Beth Israel Deaconess Medical Center (BIDMC) in Boston, Massachusetts, has a long history of personalized patient care and community service, which now includes a program of inpatient rounding performed by patient and family advisors. Leaders of BIDMC’s Patient and Family Engagement team described the rounding program in a presentation to the Massachusetts Coalition for the Prevention of Medical Errors’annual Patient Safety Forum held on May 4, 2018.
BIDMC implemented Patient and Family Advisory Councils (PFAC) before hospitals in Massachusetts were mandated by state law to have PFACs in place by October 2010. BIDMC established a PFAC for its neonatal intensive care unit (ICU) in 2006 and for the adult ICU in 2007. BIDMC implemented a hospital-wide PFAC in 2010, the same year its Patient and Family Engagement team was established.
Patient and Family Advisors Solicit Direct Feedback
Patient and family advisors serve on BIDMC committees, participate in focus groups and special projects, and work on a number of advisory councils addressing issues across the system and within departments, such as intensive care.
A select group of advisors perform one-on-one rounding with inpatients, soliciting direct feedback about their care. These patient and family advisors are trained in rounding and provide a unique source of actionable information used by the Patient and Family Engagement team to help solve specific problems and improve care overall.
At the Patient Safety Forum, Caroline Moore, program leader for Patient and Family Engagement at BIDMC, described the rounding process:
A trained advisor goes to the floor to which he or she was assigned. They know ahead of time if there are any patients who should not be included in that day’s rounds.
The advisor goes door-to-door, introduces him- or herself, explains the process and asks to have a confidential, patient-to-patient conversation about the care experience.
The conversation is unscripted, but the advisor will attempt to gather information about specific aspects of the experience, for example, communication and care transitions. The advisor might ask a question or two to prompt conversation: How is the food? How was your experience getting from the emergency department to the floor?
If the patient or a family member asks for assistance or follow up, the advisor will speak with the resource nurse on the floor or contact the Patient and Family Engagement program leader immediately.
After rounds, the advisor fills out a web-based form that captures the feedback in the words of the patient or family member as much as possible, as well as the names of any care providers mentioned specifically for exemplary service. The program leader sends an eCard to that employee and his or her supervisor the same day if possible.
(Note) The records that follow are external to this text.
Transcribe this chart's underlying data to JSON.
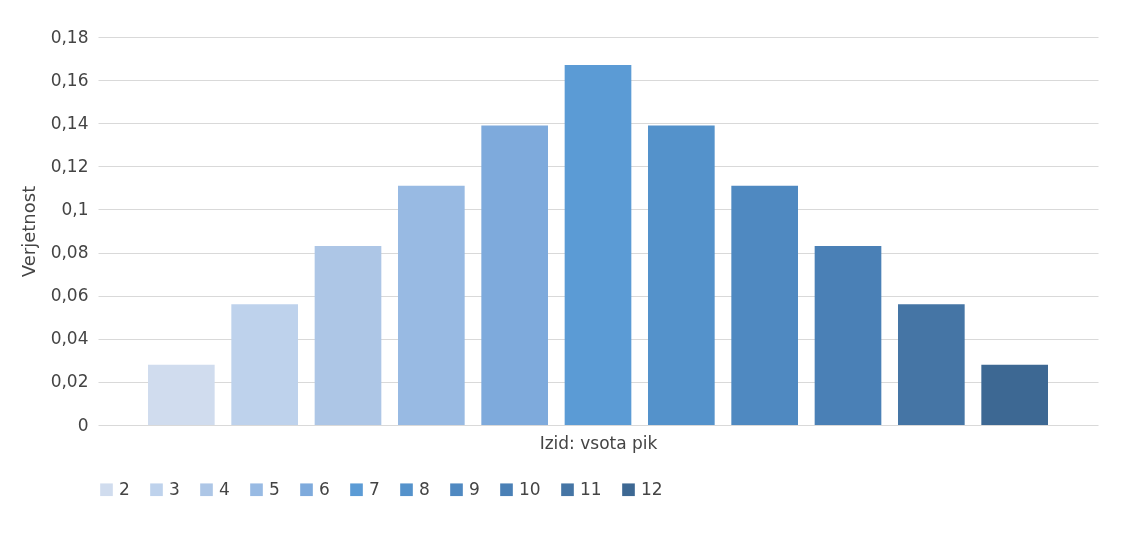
{
  "chart_data": {
    "type": "bar",
    "xlabel": "Izid: vsota pik",
    "ylabel": "Verjetnost",
    "categories": [
      null
    ],
    "series": [
      {
        "name": "2",
        "color": "#d0dcee",
        "values": [
          0.028
        ]
      },
      {
        "name": "3",
        "color": "#bed2ec",
        "values": [
          0.056
        ]
      },
      {
        "name": "4",
        "color": "#adc6e6",
        "values": [
          0.083
        ]
      },
      {
        "name": "5",
        "color": "#98bae3",
        "values": [
          0.111
        ]
      },
      {
        "name": "6",
        "color": "#7eaadc",
        "values": [
          0.139
        ]
      },
      {
        "name": "7",
        "color": "#5b9bd5",
        "values": [
          0.167
        ]
      },
      {
        "name": "8",
        "color": "#5492cb",
        "values": [
          0.139
        ]
      },
      {
        "name": "9",
        "color": "#4f89c1",
        "values": [
          0.111
        ]
      },
      {
        "name": "10",
        "color": "#4a80b6",
        "values": [
          0.083
        ]
      },
      {
        "name": "11",
        "color": "#4575a5",
        "values": [
          0.056
        ]
      },
      {
        "name": "12",
        "color": "#3d6893",
        "values": [
          0.028
        ]
      }
    ],
    "ylim": [
      0,
      0.18
    ],
    "yticks": [
      0,
      {
        "value": 0.02,
        "label": "0,02"
      },
      {
        "value": 0.04,
        "label": "0,04"
      },
      {
        "value": 0.06,
        "label": "0,06"
      },
      {
        "value": 0.08,
        "label": "0,08"
      },
      {
        "value": 0.1,
        "label": "0,1"
      },
      {
        "value": 0.12,
        "label": "0,12"
      },
      {
        "value": 0.14,
        "label": "0,14"
      },
      {
        "value": 0.16,
        "label": "0,16"
      },
      {
        "value": 0.18,
        "label": "0,18"
      }
    ],
    "grid": "y",
    "legend": "bottom",
    "tick_labels": "y"
  }
}
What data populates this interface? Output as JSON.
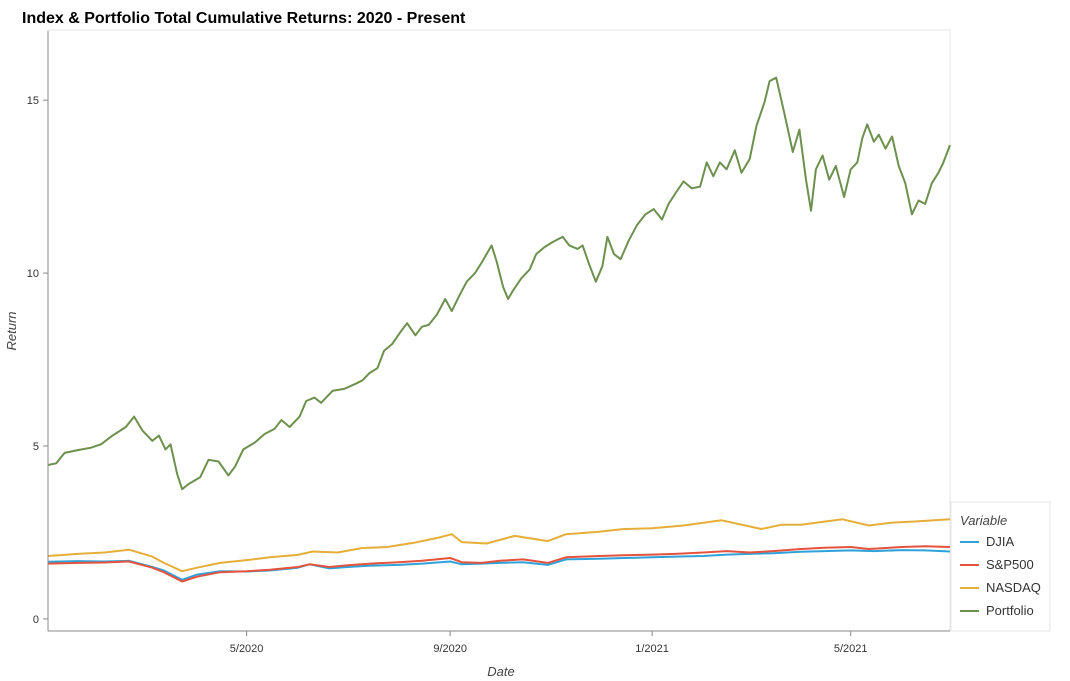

De-identified information based on patient comments is sent to the nurse director of the unit and other relevant departments and procedure areas. The data from patient and family advisor rounding is searchable and used for systems improvement and teaching.
Nicola Truppin has been as advisor in the rounding program since it began in 2015. She reports feeling confident that issues patients report to her during rounds will be addressed promptly. Truppin described a number of experiences she’s had during rounds that reveal both the variety of individual patient viewpoints and experiences as well as her own sensitivity and acumen. The questions and stories she hears from patients include details and perspectives they are unlikely to share with busy bedside caregivers. Advisor rounding provides information that the hospital might not otherwise receive, and if it did, it would be after the fact, as a complaint, when the opportunity to make things better was already gone.
Barbara Sarnoff Lee, senior director of Social Work and Patient and Family Engagement, points out that patient satisfaction surveys, such as the Hospital Consumer Assessment of Healthcare Providers and Systems, typically provide information weeks after the fact. In planning the rounding program, BIDMC anticipated that having a real-time window into the patient experience would help address individual needs and systemic issues in quality and safety. Lee finds that groups across the organization now recognize the value of the data gathered through patient and family advisor rounding. For example, it has been used recently to support a declaration-of-need application the medical center filed related to new construction plans.
This presentation was one of a number at the Patient Safety Forum that focused on patient and family engagement. Paula Griswold, executive director of the Mass. Coalition, is gratified the involvement of patients and family members in the Forum’s program has grown steadily in recent years. Griswold says, “They have such a crucial perspective and role in improving care.”